NOTE: How does wait work?
wait() is a blocking function. Namely, it will hang the calling process (parent) until ANY of the children exits. Once this happens, the wait function will return the pid of the child that exited. This is the pid that you will look up in your tree and delete if it exists there.
Final Notes:
- Remember that the exec function replaces the current process image with a new process image. This is why you call execv in the children. Otherwise, you’d be replacing the process image of the parent and your shell would be gone – rip shell.
- Since the process image of the child is replaced with a new process image, if execv is successful, it would never reach perror() and exit(). However, you do NEED to add these because if execv fails, then the child will never exit and it will continue to the next iteration of the loop creating a fork bomb.
- Distinction between process image (program) and process:
- Process: It is an instance of a running program, including its code, data, and system resources like file descriptors and memory. Each process has a unique process identifier (PID).
- Program: This refers to the executable code and associated data loaded into memory.

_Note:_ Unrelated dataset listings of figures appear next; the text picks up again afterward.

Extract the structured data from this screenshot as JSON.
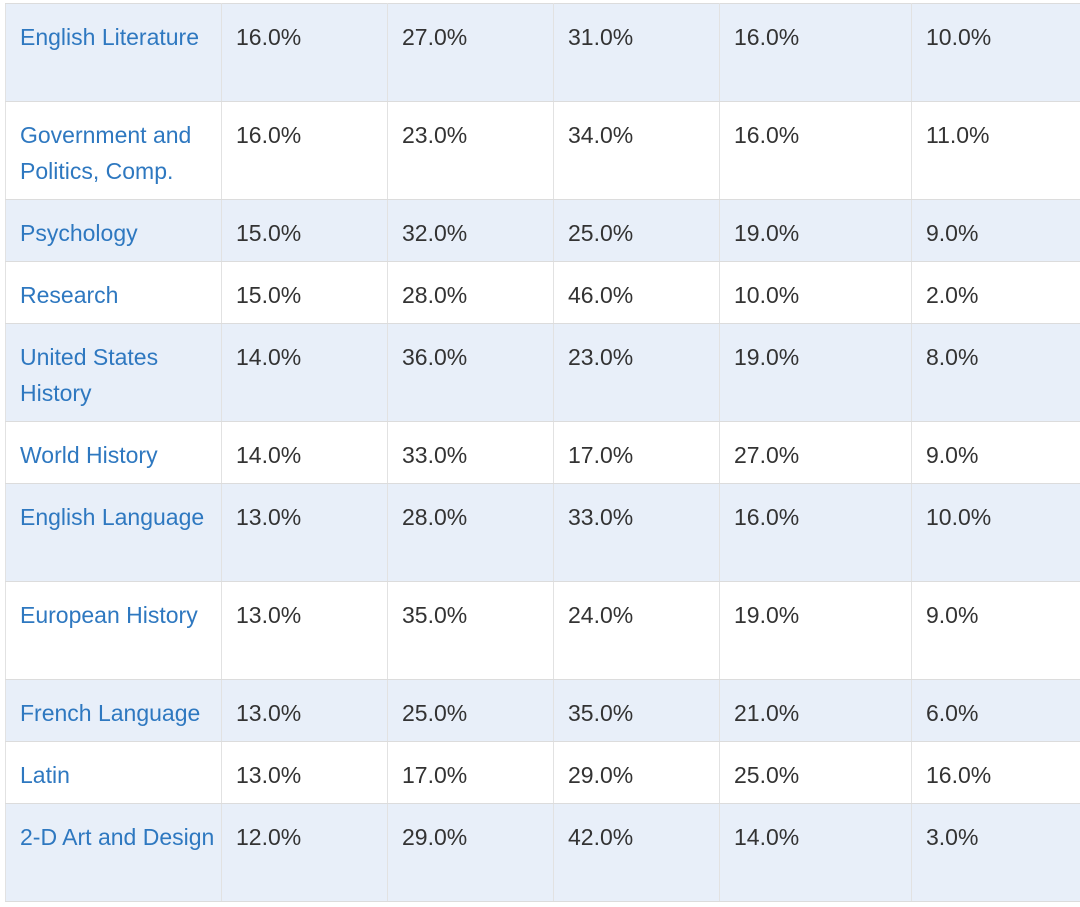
{
  "table": {
    "rows": [
      {
        "subject": "English Literature",
        "values": [
          "16.0%",
          "27.0%",
          "31.0%",
          "16.0%",
          "10.0%"
        ]
      },
      {
        "subject": "Government and Politics, Comp.",
        "values": [
          "16.0%",
          "23.0%",
          "34.0%",
          "16.0%",
          "11.0%"
        ]
      },
      {
        "subject": "Psychology",
        "values": [
          "15.0%",
          "32.0%",
          "25.0%",
          "19.0%",
          "9.0%"
        ]
      },
      {
        "subject": "Research",
        "values": [
          "15.0%",
          "28.0%",
          "46.0%",
          "10.0%",
          "2.0%"
        ]
      },
      {
        "subject": "United States History",
        "values": [
          "14.0%",
          "36.0%",
          "23.0%",
          "19.0%",
          "8.0%"
        ]
      },
      {
        "subject": "World History",
        "values": [
          "14.0%",
          "33.0%",
          "17.0%",
          "27.0%",
          "9.0%"
        ]
      },
      {
        "subject": "English Language",
        "values": [
          "13.0%",
          "28.0%",
          "33.0%",
          "16.0%",
          "10.0%"
        ]
      },
      {
        "subject": "European History",
        "values": [
          "13.0%",
          "35.0%",
          "24.0%",
          "19.0%",
          "9.0%"
        ]
      },
      {
        "subject": "French Language",
        "values": [
          "13.0%",
          "25.0%",
          "35.0%",
          "21.0%",
          "6.0%"
        ]
      },
      {
        "subject": "Latin",
        "values": [
          "13.0%",
          "17.0%",
          "29.0%",
          "25.0%",
          "16.0%"
        ]
      },
      {
        "subject": "2-D Art and Design",
        "values": [
          "12.0%",
          "29.0%",
          "42.0%",
          "14.0%",
          "3.0%"
        ]
      }
    ]
  },
  "colors": {
    "link": "#2e78c0",
    "shaded_row": "#e8eff9",
    "text": "#333333"
  }
}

When you use fork(), you create a new process. This new process is a copy of the parent process, and it receives its own unique PID. Both processes initially run the same program. However, when you use an execvp() function in one of these processes, you replace the currently running program in that process with a new program. The process itself (including its PID and system resources) does not change—it simply starts running different code and data. Since the PID doesn’t change when execvp() is called, the parent process can accurately track the completion of the child process regardless of what new program the child is running.
Remember:
- Fork creates a new process.
- Exec replaces the program running within an existing process.